Los ojos de Link la miraron con prudencia. Parecía haberse dado cuenta del estado en el que se encontraba. –¿Estás bien?

Zelda asintió, haciendo un último esfuerzo por no llorar. Cerró los ojos con fuerza. Había problemas que resolver. –Ganondorf está planeando un ataque a la Ciudadela. Está reprimiendo a su propio pueblo.

Parte de aquella información ya la conocía. Él era una de las pocas personas que en ningún momento había creído la máscara de Ganondorf, aunque se hubiera querido distanciar del tema. Aun así, vio duda en aquellos ojos profundos como el océano.

–¿Cómo te has enterado de eso?

–Mira al lado –contestó ella, moviendo la cabeza en dirección a la pared que dividía ambas celdas.

Link separó las manos de los barrotes y se dirigió a la celda contigua. Su rostro perdió el color, como si hubiera visto un fantasma. No le gustaba ver confusión en Link, pero el ritmo al que ocurrían las cosas parecía no permitir otra cosa. Se puso de cuclillas, por lo que imaginó que la mujer debía de estar sentada. Lo que no esperaba era que la conociera.

–Nabooru –susurró.


Notas de autor: Chan chan... Ha vuelto una vieja conocida.

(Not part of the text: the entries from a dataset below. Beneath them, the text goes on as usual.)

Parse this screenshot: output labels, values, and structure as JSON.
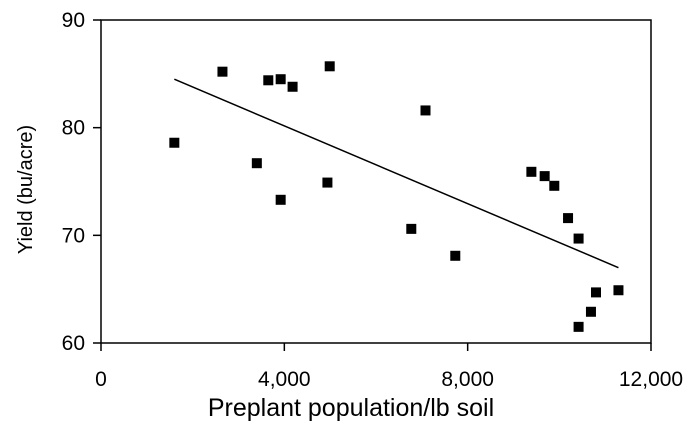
{
  "chart_data": {
    "type": "scatter",
    "title": "",
    "xlabel": "Preplant population/lb soil",
    "ylabel": "Yield (bu/acre)",
    "xlim": [
      0,
      12000
    ],
    "ylim": [
      60,
      90
    ],
    "xticks": [
      0,
      4000,
      8000,
      12000
    ],
    "yticks": [
      60,
      70,
      80,
      90
    ],
    "xtick_labels": [
      "0",
      "4,000",
      "8,000",
      "12,000"
    ],
    "ytick_labels": [
      "60",
      "70",
      "80",
      "90"
    ],
    "grid": false,
    "legend": false,
    "points": [
      {
        "x": 1600,
        "y": 78.6
      },
      {
        "x": 2650,
        "y": 85.2
      },
      {
        "x": 3400,
        "y": 76.7
      },
      {
        "x": 3650,
        "y": 84.4
      },
      {
        "x": 3920,
        "y": 84.5
      },
      {
        "x": 3920,
        "y": 73.3
      },
      {
        "x": 4180,
        "y": 83.8
      },
      {
        "x": 4940,
        "y": 74.9
      },
      {
        "x": 4990,
        "y": 85.7
      },
      {
        "x": 6770,
        "y": 70.6
      },
      {
        "x": 7080,
        "y": 81.6
      },
      {
        "x": 7730,
        "y": 68.1
      },
      {
        "x": 9390,
        "y": 75.9
      },
      {
        "x": 9680,
        "y": 75.5
      },
      {
        "x": 9890,
        "y": 74.6
      },
      {
        "x": 10190,
        "y": 71.6
      },
      {
        "x": 10420,
        "y": 69.7
      },
      {
        "x": 10420,
        "y": 61.5
      },
      {
        "x": 10690,
        "y": 62.9
      },
      {
        "x": 10800,
        "y": 64.7
      },
      {
        "x": 11290,
        "y": 64.9
      }
    ],
    "trendline": {
      "x1": 1600,
      "y1": 84.5,
      "x2": 11290,
      "y2": 67.0
    },
    "marker_color": "#000000",
    "line_color": "#000000"
  }
}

En cuanto a Zelda, vamos definiendo un poco cómo es ella. Tampoco es mi intención retratarla como una niña que se deja llevar por sus emociones cada vez que algo sale mal pero también hay que ponerse en su lugar, no olvidemos que se siente responsable del reino. Es consciente de lo que se viene encima y se ve incapaz de cambiar las cosas o influir porque todo le viene en contra y nadie pone de su parte para ayudarla. Es una idea que he querido desarrollar después de saber un poco de historia. Es por todos conocido que el papel de la mujer en la edad media era bastante limitado, por eso en las novelas que se desarrollan en este tiempo suelen colocarlas o en posiciones de estratega en palacio o como una niña Mowgli como Arya en GoT. Yo quería retratar otra posibilidad, y es anularla, llevarla al límite y ver cómo se las apaña, cómo saca a relucir sus armas o cómo las va forjando en función de la necesidad. Ya me diréis si está quedando bien.

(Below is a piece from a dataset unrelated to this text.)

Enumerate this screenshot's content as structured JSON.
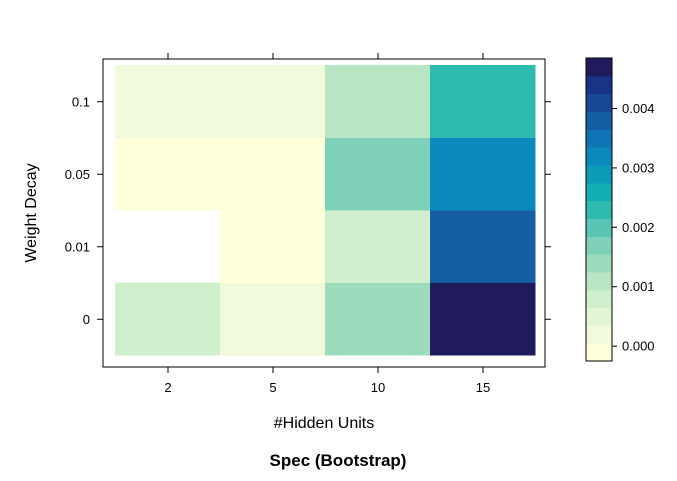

23-Juliet: Muchas gracias :) Es algo complicado transmitir la química entre dos personajes que, aunque se "odien" en el fondo están medio hechos para estar juntos. Solo espero que los desencuentros, si los tienen, queden realistas. En cuanto al fic que comentas, le echaré un ojo en cuanto puedas. Y en cuanto al tuyo, me alegra mogollón que hayas vuelto a animarte. No suelo pasarme por wattpad pero ya me saltó la notificación de que lo publicaste por aquí así que ahí estaré. Espero que la gente sepa diferenciar entre crítica constructiva y ser imbécil. Un abrazo.